Accreditation is particularly important for students as it signals to them that they are receiving a quality education—and that quality is recognized by other colleges (imperative for advanced study) as well as employers and potential employers. According to CAATE, accreditation also allows for the following:
- VCSU students are eligible to sit for the Board of Certification (BOC) exam. Students must pass the BOC exam in order to practice as an athletic trainer.
- VCSU students are eligible to participate in state, district, and national level leadership and scholarship opportunities.
- VCSU students can participate at the district and national level for the National Athletic Trainers’ Association Student Quiz Bowl. The top two teams in North Dakota compete at the district level, the top team at the district level competes at nationals. This year VCSU had five teams compete at the state level. One of our senior teams took second place but was ineligible to compete at districts because we had not yet been granted accreditation. No more!
A lot of work goes into earning and maintaining accreditation. For the VCSU athletic training program, the accreditation process started before our first class was admitted in the fall of 2012. While we were teaching and working with our rapidly growing program, faculty were simultaneously immersed in completing a three-year self-study which involved documenting evidence of meeting and exceeding compliance on over 100 standards!
The self-study was followed by a site visit by the external reviewers this past February. Of the 109 standards, we had to make modifications for only two standards! Impressive. Those improvements were submitted in March and in April the CAATE Board approved and awarded VCSU initial five-year accreditation. This is especially significant as it is common practice to initially be granted three-year accreditation.

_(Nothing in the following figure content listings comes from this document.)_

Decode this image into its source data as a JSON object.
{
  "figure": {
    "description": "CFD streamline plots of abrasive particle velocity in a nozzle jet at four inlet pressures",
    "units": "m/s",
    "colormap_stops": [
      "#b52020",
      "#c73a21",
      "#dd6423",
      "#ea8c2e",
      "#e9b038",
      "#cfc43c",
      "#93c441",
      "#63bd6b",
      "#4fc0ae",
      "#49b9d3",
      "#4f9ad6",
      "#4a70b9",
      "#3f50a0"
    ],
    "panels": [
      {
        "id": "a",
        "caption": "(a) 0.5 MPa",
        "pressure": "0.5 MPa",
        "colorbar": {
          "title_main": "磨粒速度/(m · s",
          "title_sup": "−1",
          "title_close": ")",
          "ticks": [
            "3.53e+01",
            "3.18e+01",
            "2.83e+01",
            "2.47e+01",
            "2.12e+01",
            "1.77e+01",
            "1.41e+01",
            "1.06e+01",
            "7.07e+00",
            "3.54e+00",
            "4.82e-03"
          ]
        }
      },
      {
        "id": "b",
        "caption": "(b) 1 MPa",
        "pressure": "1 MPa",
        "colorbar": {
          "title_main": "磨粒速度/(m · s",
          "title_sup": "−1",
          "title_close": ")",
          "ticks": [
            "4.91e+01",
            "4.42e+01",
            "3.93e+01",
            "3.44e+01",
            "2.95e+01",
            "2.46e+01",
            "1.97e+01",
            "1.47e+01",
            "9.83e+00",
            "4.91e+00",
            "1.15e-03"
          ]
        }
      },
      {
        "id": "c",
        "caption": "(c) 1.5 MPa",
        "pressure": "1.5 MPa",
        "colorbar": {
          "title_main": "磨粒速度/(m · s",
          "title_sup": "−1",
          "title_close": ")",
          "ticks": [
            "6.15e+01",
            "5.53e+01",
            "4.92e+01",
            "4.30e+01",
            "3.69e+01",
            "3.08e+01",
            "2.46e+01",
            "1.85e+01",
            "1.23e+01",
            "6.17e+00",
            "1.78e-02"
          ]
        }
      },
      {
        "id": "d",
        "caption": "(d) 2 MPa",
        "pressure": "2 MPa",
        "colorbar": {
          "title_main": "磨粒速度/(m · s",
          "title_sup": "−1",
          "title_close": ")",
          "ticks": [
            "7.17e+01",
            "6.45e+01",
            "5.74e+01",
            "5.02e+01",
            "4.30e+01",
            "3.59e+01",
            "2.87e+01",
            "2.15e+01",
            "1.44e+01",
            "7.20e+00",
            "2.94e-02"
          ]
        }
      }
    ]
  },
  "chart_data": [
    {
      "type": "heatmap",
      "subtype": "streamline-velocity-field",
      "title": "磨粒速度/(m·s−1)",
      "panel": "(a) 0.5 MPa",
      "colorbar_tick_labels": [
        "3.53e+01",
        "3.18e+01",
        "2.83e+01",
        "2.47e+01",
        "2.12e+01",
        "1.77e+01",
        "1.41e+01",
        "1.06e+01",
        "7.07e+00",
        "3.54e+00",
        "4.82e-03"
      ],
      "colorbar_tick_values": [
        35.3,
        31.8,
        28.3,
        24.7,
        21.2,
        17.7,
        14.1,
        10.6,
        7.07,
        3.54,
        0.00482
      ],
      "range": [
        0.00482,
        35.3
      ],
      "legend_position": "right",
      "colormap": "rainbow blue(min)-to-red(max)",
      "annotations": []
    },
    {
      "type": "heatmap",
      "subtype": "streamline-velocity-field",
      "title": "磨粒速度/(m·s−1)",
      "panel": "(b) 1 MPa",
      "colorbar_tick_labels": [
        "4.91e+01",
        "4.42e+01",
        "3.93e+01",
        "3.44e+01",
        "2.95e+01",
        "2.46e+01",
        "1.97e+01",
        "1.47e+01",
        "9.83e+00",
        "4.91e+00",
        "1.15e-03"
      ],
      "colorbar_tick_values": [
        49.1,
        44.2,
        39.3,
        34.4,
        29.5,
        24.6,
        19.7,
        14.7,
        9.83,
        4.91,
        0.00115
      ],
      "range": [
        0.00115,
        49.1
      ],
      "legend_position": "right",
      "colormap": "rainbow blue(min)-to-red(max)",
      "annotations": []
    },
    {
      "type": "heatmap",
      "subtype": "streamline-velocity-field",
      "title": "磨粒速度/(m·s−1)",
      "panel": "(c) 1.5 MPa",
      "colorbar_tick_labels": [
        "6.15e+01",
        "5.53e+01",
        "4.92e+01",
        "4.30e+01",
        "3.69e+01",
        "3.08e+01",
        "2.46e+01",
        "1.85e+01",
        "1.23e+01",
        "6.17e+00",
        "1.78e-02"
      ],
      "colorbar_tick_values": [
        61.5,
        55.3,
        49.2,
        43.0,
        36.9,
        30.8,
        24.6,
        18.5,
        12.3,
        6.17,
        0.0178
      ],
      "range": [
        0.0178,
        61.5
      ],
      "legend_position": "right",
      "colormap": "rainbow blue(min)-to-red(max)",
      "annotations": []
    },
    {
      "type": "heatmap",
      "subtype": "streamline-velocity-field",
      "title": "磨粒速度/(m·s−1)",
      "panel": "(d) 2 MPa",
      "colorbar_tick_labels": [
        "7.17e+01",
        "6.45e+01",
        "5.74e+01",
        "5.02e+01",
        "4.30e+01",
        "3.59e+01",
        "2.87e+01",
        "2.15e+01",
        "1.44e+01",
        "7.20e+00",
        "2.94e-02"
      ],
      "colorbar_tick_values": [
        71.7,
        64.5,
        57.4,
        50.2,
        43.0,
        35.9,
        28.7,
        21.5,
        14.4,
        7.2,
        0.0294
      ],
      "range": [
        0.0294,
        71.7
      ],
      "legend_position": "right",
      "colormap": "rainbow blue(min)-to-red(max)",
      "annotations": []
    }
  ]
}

The five-year status is the longest initial accreditation period awarded.
During this next five-year period, we will continue to focus on excellent teaching and learning in alignment with the CAATE standards. All accredited institutions are required to submit annual program updates to the CAATE Board to ensure our program continues to closely align with professional standards and best practices. During the 2020–21 academic year, our department will undergo an additional comprehensive review and site visit. I have no doubt that our faculty and students will continue to be shining examples of excellence in their field.
As best said by department chair Diane Burr, “This accomplishment is certainly the result of the hard-work, dedication, and meticulous attention to detail that both professors Rachelle Hunt and Sharon Bratrud have invested during this four-year period. Today we celebrate; tomorrow we begin the next leg in this journey!”
This is a great example of VCSU’s core value of quality and integrity in action: “We have high expectations for results, integrity, and positive interpersonal relations in all we do.” I am incredibly proud and excited to share another reason why it is a great day to be a Viking!